When a degradation occurs within a complex system, understanding the root cause can be extremely challenging. If the issue happens sporadically, the difficulty increases even more. This is because modern systems involve numerous components that interact in complex ways. For example, if your application’s Web UI becomes slow, the underlying cause could be anywhere in the stack.
Even if you collect observability data for all involved components, the sheer volume of information can be overwhelming, leaving you without a clear starting point for investigation.
In such cases, machines can help us. They are far better than humans to process and analyze large amounts of data.
The Elastic Stack integrated with NetEye offers Machine Learning (ML) jobs that assist in analyzing observability data. These jobs can automatically detect anomalous behavior in your system, helping operators focus on what matters.
Recently, we had the opportunity to explore these Elastic Stack capabilities to pinpoint the root cause of an actual degradation occurring within NetEye itself.
Some users reported that Kibana occasionally felt slower than usual, but we couldn’t determine why or when these slowdowns occurred.
To investigate, we set up an Alyvix Test Case simulating real user behavior in Kibana. This allowed us to measure latency during the actual user journey and identify when the degradation happened.

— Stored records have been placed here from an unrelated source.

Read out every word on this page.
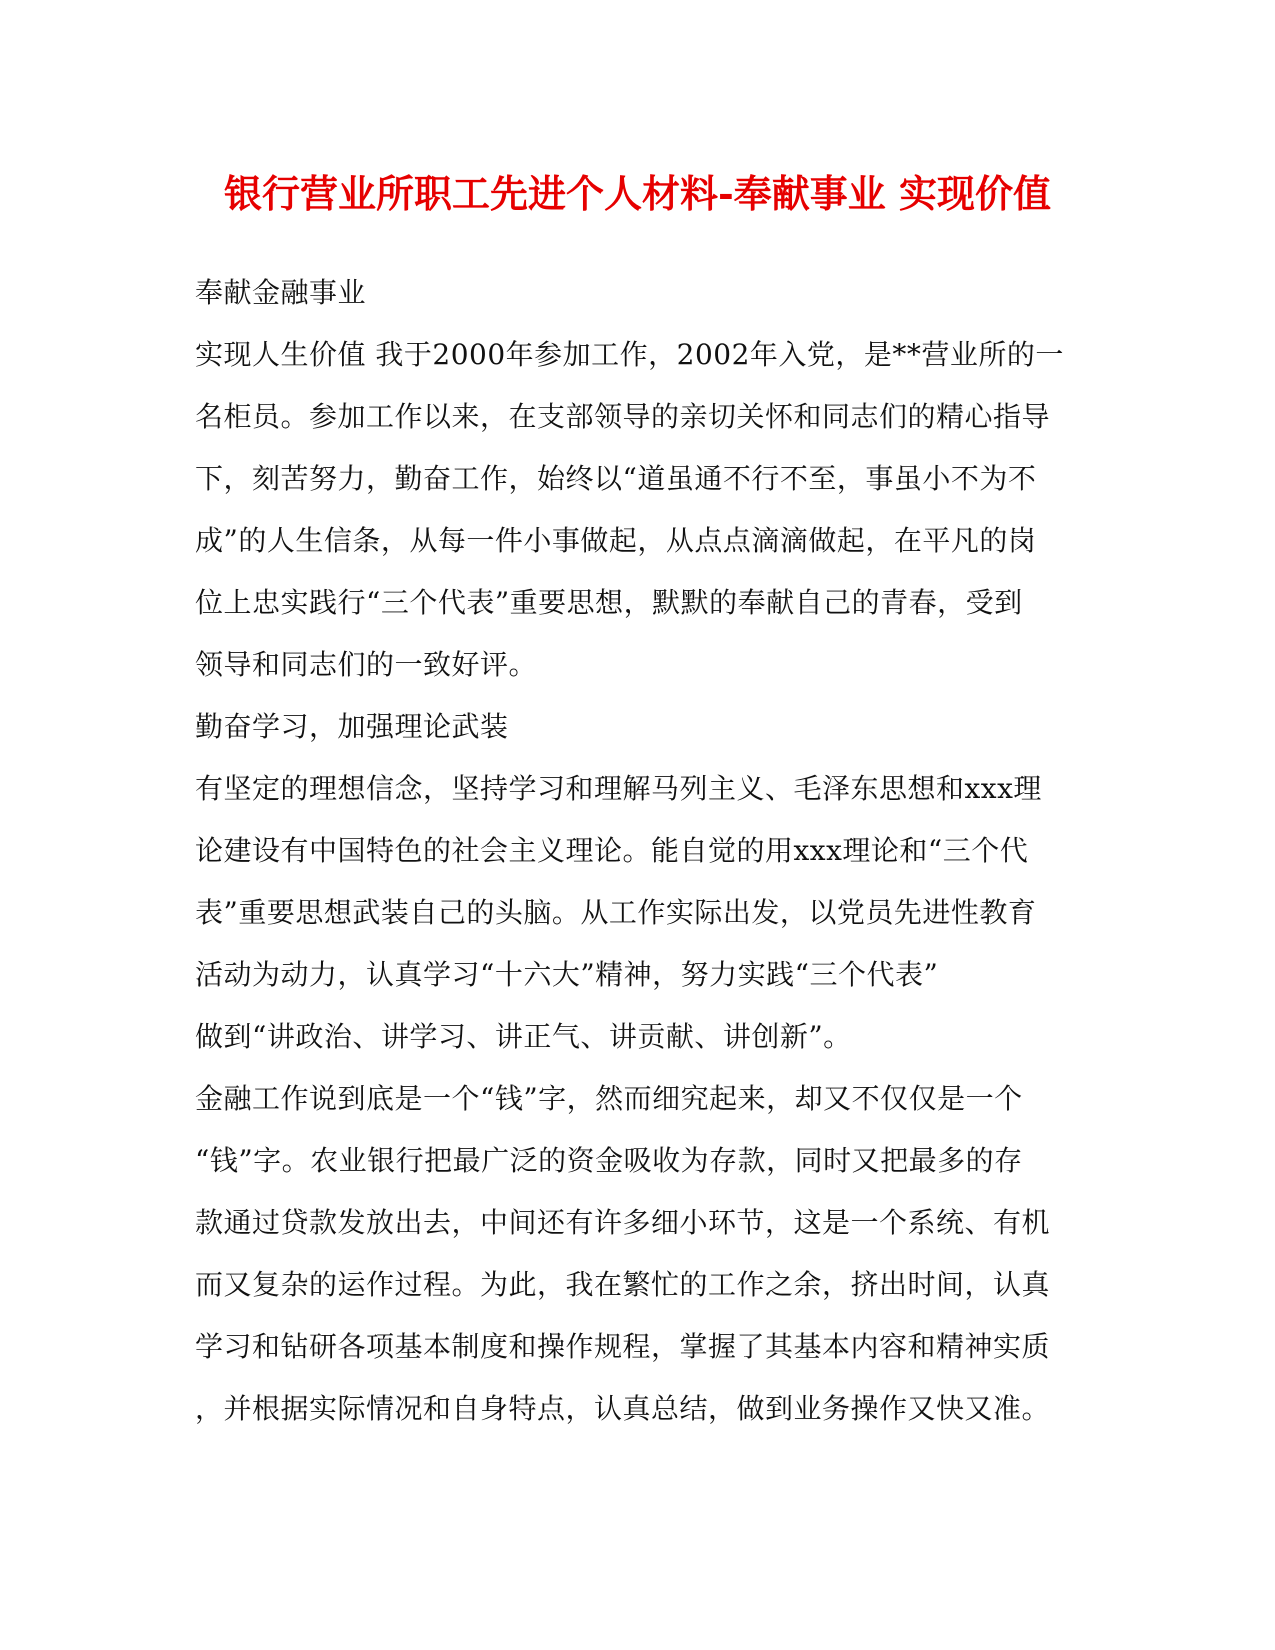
银行营业所职工先进个人材料-奉献事业 实现价值
奉献金融事业
实现人生价值 我于2000年参加工作，2002年入党，是**营业所的一
名柜员。参加工作以来，在支部领导的亲切关怀和同志们的精心指导
下，刻苦努力，勤奋工作，始终以“道虽通不行不至，事虽小不为不
成”的人生信条，从每一件小事做起，从点点滴滴做起，在平凡的岗
位上忠实践行“三个代表”重要思想，默默的奉献自己的青春，受到
领导和同志们的一致好评。
勤奋学习，加强理论武装
有坚定的理想信念，坚持学习和理解马列主义、毛泽东思想和xxx理
论建设有中国特色的社会主义理论。能自觉的用xxx理论和“三个代
表”重要思想武装自己的头脑。从工作实际出发，以党员先进性教育
活动为动力，认真学习“十六大”精神，努力实践“三个代表”
做到“讲政治、讲学习、讲正气、讲贡献、讲创新”。
金融工作说到底是一个“钱”字，然而细究起来，却又不仅仅是一个
“钱”字。农业银行把最广泛的资金吸收为存款，同时又把最多的存
款通过贷款发放出去，中间还有许多细小环节，这是一个系统、有机
而又复杂的运作过程。为此，我在繁忙的工作之余，挤出时间，认真
学习和钻研各项基本制度和操作规程，掌握了其基本内容和精神实质
，并根据实际情况和自身特点，认真总结，做到业务操作又快又准。
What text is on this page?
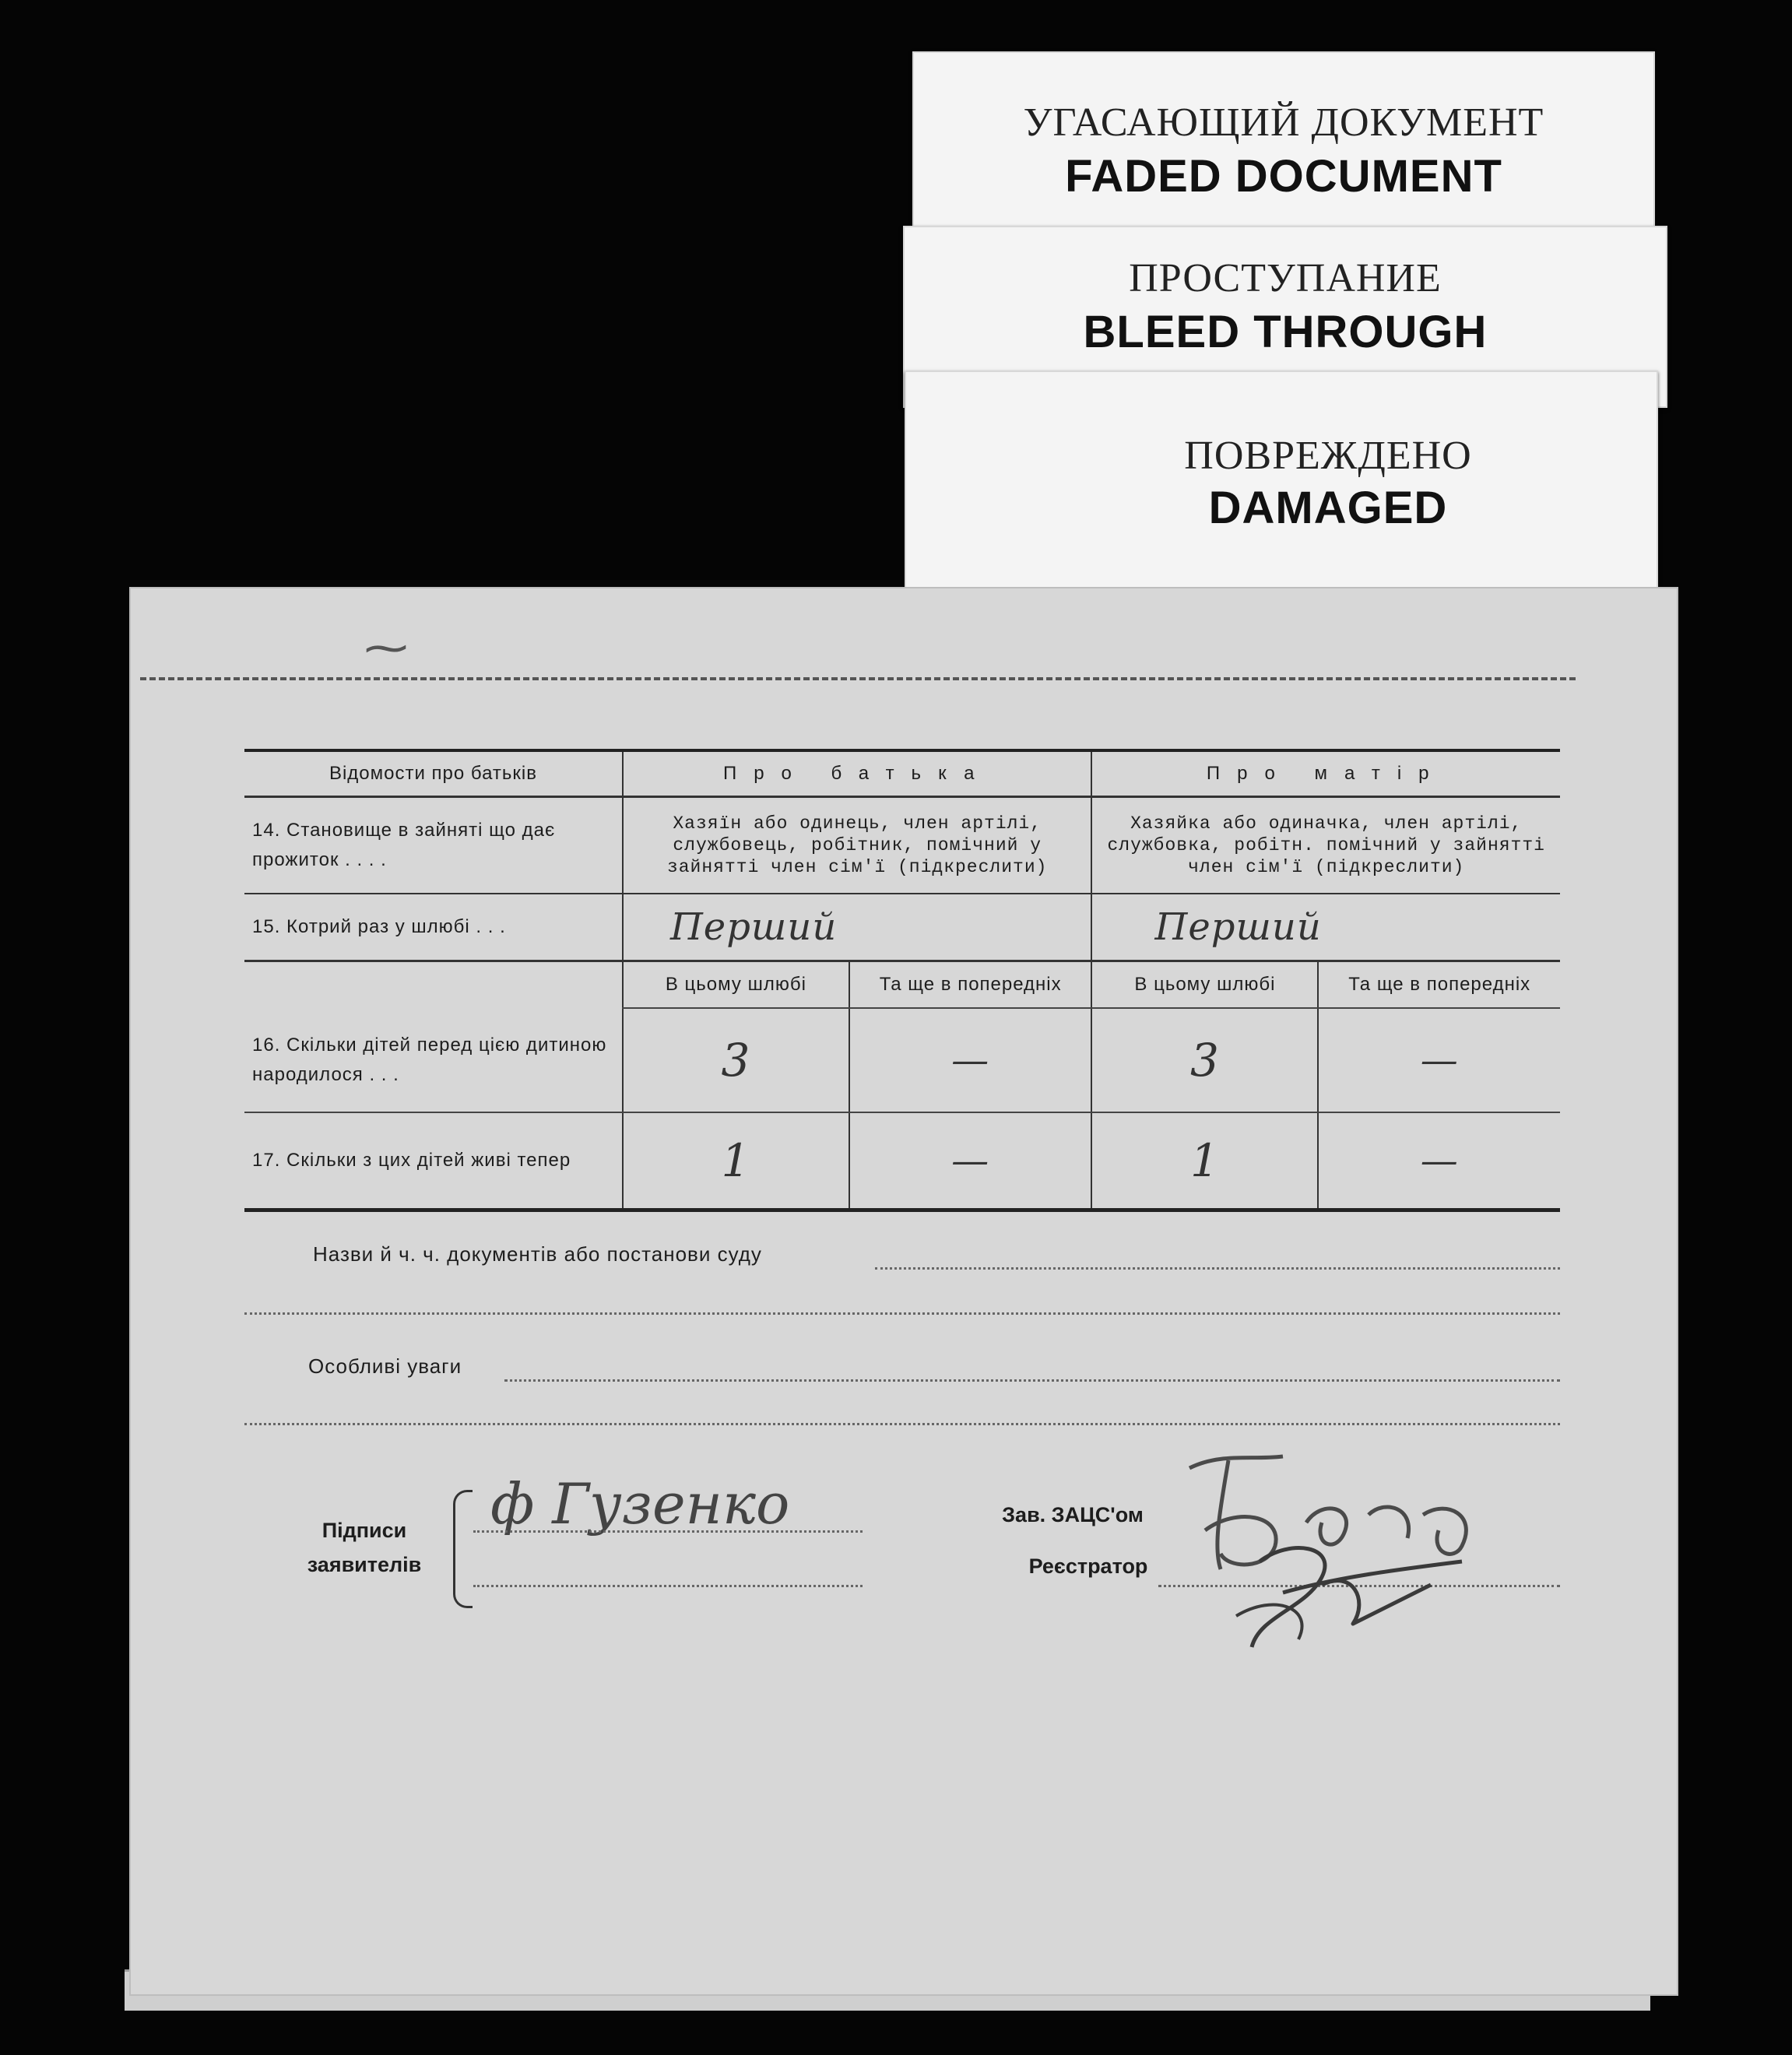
УГАСАЮЩИЙ ДОКУМЕНТ
FADED DOCUMENT
ПРОСТУПАНИЕ
BLEED THROUGH
ПОВРЕЖДЕНО
DAMAGED
⁓
Відомости про батьків	Про батька		Про матір	
14. Становище в зайняті що дає прожиток . . . .	Хазяїн або одинець, член артілі, службовець, робітник, помічний у зайнятті член сім'ї (підкреслити)		Хазяйка або одиначка, член артілі, службовка, робітн. помічний у зайнятті член сім'ї (підкреслити)	
15. Котрий раз у шлюбі . . .	Перший		Перший	
	В цьому шлюбі	Та ще в попередніх	В цьому шлюбі	Та ще в попередніх
16. Скільки дітей перед цією дитиною народилося . . .	3	—	3	—
17. Скільки з цих дітей живі тепер	1	—	1	—
Назви й ч. ч. документів або постанови суду
Особливі уваги
Підписи заявителів
ф Гузенко	Зав. ЗАЦС'ом
Реєстратор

Shortly after deploying the Alyvix Test Case, we gathered clear evidence of the issue, as shown in the dashboard below:

On April 22nd at around 12 PM, the test case reported a significant increase in duration. This gave us a concrete point in time to start our investigation.
But how could we determine what caused this degradation?
At this stage, we knew what the degradation was and when it occurred, but not why. The components involved in delivering Kibana’s UI are the Kibana service itself and its backend, Elasticsearch. While we had monitoring data for both (provided out-of-the-box by Elastic Stack), the sheer amount of data made it nearly impossible for a human operator to manually identify correlations.
This is where Machine Learning comes to the rescue. Elastic allows you to run ML jobs on data stored in Elasticsearch, automatically highlighting time-based correlations between anomalies in your infrastructure.

In our case, Elastic ML detected anomalies in the Alyvix test case transactions (bottom row) during the morning of April 22nd. To find potential correlations, we looked for anomalies in other parameters that occurred only during this timeframe, since recurring anomalies would likely cause similar issues at other times.
Following this reasoning, we noticed an anomaly in Kibana jobs processed that morning, which did not appear on other days. This was a strong indicator of the actual root cause behind Kibana’s performance degradation.
By combining Alyvix for real user experience monitoring with Elastic’s Machine Learning anomaly detection, we were able to identify when the degradation occurred and uncover strong indicators of its root cause. However, it’s important to note that human expertise is still essential to setup meaningful ML jobs and interpret the results effectively. This synergy between automated analysis and human insight can significantly reduce the root cause investigation time.